If the fog comes on little cat feet, this snow is coming on a whirligig. I watch it from my kitchen window. Is the wind from the north, south, east or west? Yes. Some of the snow is falling up. The whole of it wants order.
This is not last week’s wall of white but rather gravity-resistant polkadots cavorting mid-air. I can see some clearly enough to imagine feathers; they are the ones that rock lazily back and forth on their vagrant way.
Some fall to rooftops, where they gather in the shingle edges and slowly build a giant grid, neatly right-angled. They gather also in my neighbor’s precise mowing lines, like so many tiny landing strips. In the street, the snow is fingerpaint to an Ansel Adams wind, swirling the white in curls and flourishes, not covering the blacktop but reveling in the contrasts.
A few days ago, the temperature hovered at 50. Robins! Phlox! How embarrassed they must be now: that was not the coming of spring; it was just cruel scam. The green of the emergent phlox was as welcome as the robin red in the bony crabapple tree, but neither belonged.

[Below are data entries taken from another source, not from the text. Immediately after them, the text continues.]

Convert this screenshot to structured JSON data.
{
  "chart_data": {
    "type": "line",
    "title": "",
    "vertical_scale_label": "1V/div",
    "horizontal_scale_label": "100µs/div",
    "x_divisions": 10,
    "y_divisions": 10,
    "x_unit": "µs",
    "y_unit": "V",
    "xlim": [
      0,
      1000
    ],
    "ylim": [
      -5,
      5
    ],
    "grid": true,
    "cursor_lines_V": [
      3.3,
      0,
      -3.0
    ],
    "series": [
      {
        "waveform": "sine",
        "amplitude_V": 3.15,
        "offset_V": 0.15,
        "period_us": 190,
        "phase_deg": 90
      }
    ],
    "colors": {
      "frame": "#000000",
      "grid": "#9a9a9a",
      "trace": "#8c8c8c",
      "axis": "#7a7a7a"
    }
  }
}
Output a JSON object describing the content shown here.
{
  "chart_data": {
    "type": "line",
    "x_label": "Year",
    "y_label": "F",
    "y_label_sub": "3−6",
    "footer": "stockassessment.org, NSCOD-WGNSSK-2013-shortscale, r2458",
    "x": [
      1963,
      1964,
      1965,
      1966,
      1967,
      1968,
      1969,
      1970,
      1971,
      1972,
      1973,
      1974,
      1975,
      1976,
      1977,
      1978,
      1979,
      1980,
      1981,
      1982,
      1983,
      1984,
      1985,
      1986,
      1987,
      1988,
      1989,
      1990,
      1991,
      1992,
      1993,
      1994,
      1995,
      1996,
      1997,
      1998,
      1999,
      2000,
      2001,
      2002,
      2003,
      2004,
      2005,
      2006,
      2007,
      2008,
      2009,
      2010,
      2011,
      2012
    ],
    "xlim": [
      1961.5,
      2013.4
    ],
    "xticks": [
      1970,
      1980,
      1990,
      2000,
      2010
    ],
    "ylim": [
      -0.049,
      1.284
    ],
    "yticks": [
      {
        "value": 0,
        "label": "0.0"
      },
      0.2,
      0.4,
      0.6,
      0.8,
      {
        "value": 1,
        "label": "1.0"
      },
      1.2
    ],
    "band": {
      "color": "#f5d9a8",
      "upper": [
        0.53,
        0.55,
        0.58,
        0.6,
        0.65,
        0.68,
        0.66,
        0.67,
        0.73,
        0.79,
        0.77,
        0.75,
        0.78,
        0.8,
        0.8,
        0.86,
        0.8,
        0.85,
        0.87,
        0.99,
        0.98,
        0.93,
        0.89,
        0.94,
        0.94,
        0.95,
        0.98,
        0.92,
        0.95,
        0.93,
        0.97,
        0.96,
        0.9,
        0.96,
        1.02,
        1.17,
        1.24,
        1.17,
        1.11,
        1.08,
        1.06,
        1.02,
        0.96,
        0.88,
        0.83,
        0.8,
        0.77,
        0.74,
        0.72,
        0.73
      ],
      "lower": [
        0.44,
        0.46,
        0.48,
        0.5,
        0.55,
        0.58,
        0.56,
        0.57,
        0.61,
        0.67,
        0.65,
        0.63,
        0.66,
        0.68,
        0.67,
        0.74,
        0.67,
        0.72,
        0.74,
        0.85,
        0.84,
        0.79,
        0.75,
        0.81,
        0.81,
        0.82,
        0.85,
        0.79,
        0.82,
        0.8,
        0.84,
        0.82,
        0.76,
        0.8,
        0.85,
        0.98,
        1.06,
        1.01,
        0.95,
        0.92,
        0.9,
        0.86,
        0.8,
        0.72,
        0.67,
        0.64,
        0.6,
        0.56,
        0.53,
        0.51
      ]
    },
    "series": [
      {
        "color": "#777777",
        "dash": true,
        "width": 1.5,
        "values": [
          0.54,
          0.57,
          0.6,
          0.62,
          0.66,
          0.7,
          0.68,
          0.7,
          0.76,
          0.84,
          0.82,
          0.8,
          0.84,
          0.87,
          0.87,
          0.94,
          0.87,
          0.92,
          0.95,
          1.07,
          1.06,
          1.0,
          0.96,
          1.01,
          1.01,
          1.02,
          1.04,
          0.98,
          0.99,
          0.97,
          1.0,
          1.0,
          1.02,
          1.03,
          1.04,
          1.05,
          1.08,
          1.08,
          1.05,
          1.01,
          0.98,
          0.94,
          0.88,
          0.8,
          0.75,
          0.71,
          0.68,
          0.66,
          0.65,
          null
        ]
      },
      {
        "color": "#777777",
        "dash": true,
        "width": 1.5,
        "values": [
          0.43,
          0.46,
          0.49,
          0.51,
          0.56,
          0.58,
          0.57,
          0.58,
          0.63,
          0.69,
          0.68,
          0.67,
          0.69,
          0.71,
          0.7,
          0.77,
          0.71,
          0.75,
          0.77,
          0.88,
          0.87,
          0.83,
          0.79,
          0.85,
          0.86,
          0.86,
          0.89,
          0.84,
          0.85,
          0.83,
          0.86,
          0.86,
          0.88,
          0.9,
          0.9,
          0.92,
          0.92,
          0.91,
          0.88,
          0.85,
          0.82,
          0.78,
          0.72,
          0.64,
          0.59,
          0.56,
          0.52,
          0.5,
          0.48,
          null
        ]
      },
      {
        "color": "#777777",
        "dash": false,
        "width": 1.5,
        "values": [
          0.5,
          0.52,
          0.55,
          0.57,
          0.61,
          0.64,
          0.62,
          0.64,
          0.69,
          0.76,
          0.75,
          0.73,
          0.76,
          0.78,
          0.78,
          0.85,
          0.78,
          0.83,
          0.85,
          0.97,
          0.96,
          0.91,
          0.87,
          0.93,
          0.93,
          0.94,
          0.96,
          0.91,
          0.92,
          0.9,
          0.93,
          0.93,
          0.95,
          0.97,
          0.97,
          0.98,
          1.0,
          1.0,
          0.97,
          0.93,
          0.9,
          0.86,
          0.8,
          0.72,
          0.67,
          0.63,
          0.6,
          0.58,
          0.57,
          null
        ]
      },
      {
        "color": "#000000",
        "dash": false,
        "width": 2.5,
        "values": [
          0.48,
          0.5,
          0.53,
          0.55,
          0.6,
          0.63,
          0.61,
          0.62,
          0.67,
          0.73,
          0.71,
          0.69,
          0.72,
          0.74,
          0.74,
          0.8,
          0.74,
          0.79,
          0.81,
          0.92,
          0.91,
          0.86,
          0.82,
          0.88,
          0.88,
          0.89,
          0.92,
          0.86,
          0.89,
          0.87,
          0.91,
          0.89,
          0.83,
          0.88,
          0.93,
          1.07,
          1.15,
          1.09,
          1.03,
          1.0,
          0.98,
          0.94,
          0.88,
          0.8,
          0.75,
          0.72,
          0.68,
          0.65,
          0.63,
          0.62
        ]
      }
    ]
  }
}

This is, as the song says, “the bleak mid-winter.” A world of buff and dun, huddled, withdrawn. I like it. It is still my preferred half of the year. Unenthusiastic about dark and cold, I nonetheless love the enforced quiet of this season, its inwardness, its pledge to sustain unseen life. Snow insulates, I am told, so growth can resume.
Gladly slowed, I hold tight to winter’s cloak and mitten-fumble for words.
January 16, 2014 at 2:42 pm
I love the contrast between the plant tag and the actual plant in your photo. And your descriptions of the snow showers are poetry. Unfortunately, today’s round is not so gentle, but this too shall pass. I much prefer “buff” and “dunn,” what wonderful words.
January 16, 2014 at 4:20 pm
Thank you — and thanks for reading! I hope you can see your good influence. Indeed, today’s round is some serious white stuff — and that wind is mean. Glad to be warming my hands over the keyboard.
January 16, 2014 at 8:55 pm
White fluff finger paint and mitten fumble. What terrific imagery you use! I could almost, almost come to agree to the superior inwardness of this season.
January 16, 2014 at 9:22 pm
“Almost, almost” — thanks for the chuckle. I do recall that you are a summer person.
And thanks for the compliment. I really appreciate your taking the time to read my posts.